The Mole Brothers, for example, after their stellar introduction occasionally reappeared for interstitials, and as much non sequitur as most of the rest of this. Then there were the so-called Unpopular With Women Brothers whose segments led up to a Singles Picnic which other male characters were also looking forward to - you can probably guess how that works itself out, well, apart from the dance sequence. There were females here too, such as in the first half the three Babbling Hot Springs Vixens who were followed around a spa resort where they would share tales with one another which sounded like they should be basic gossip but actually if you tried to concentrate on what they were saying made no sense whatsoever - little wonder they wind up in a furious pillow fight.
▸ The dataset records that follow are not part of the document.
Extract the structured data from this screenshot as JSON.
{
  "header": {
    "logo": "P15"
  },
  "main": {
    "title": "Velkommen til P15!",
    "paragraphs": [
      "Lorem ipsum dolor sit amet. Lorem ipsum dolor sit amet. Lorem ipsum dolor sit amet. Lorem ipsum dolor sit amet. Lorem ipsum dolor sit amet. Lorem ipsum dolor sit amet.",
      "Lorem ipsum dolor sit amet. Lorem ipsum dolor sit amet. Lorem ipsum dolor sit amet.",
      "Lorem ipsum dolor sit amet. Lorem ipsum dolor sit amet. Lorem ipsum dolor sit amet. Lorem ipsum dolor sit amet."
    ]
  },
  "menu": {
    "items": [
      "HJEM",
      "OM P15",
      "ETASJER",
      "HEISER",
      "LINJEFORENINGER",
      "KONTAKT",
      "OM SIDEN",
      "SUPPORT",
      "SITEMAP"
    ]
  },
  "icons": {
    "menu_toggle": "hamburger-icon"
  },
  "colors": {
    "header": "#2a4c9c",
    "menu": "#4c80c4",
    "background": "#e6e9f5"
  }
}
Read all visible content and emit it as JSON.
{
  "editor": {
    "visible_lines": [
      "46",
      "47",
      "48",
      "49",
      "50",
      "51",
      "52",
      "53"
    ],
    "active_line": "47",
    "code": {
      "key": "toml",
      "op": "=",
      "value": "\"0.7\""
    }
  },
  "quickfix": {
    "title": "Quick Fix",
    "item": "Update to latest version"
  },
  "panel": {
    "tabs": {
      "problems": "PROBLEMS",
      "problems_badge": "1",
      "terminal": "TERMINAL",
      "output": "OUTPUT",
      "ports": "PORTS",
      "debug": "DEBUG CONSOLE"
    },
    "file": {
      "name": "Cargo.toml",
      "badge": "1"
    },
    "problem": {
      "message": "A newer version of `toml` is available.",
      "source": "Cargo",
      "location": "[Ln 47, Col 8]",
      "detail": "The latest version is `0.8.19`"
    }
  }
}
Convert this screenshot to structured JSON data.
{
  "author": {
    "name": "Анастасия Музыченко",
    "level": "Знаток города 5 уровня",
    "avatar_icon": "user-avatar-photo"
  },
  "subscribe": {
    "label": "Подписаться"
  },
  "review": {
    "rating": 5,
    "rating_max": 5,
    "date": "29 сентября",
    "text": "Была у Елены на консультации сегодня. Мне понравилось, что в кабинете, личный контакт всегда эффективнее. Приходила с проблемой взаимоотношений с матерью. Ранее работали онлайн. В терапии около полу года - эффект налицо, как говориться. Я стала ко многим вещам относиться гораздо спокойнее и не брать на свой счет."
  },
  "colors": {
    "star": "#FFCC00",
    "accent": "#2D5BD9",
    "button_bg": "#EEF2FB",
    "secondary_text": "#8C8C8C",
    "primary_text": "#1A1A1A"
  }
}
For the second half, if anything this grew even stranger with more special effects put into play, starting out and continuing with that peculiarly Japanese obsession with school. So one teenage girl walking down the halls is faced with a man in a furry yellow suit sporting a ten foot long limp phallus which he asks her to pull, and being an accomodating type she does so only to be requested to place a tube in her navel and watch as a tiny sushi chef is pulled from a mechanical anus. Although this is explained in a "punchline" as a dream, there's plenty which has no such qualification, including an after school band practice which has truly grotesque plant/animal hybrids as instruments, and the world's weirdest game of badminton which ends with a bloodsucking parasite being masturbated then humiliated to detach it from the player's arm. If nothing else, Funky Forest had the appeal of a team throwing any idea they had at the wall to see what stuck - even if those ideas would then slither down to the floor.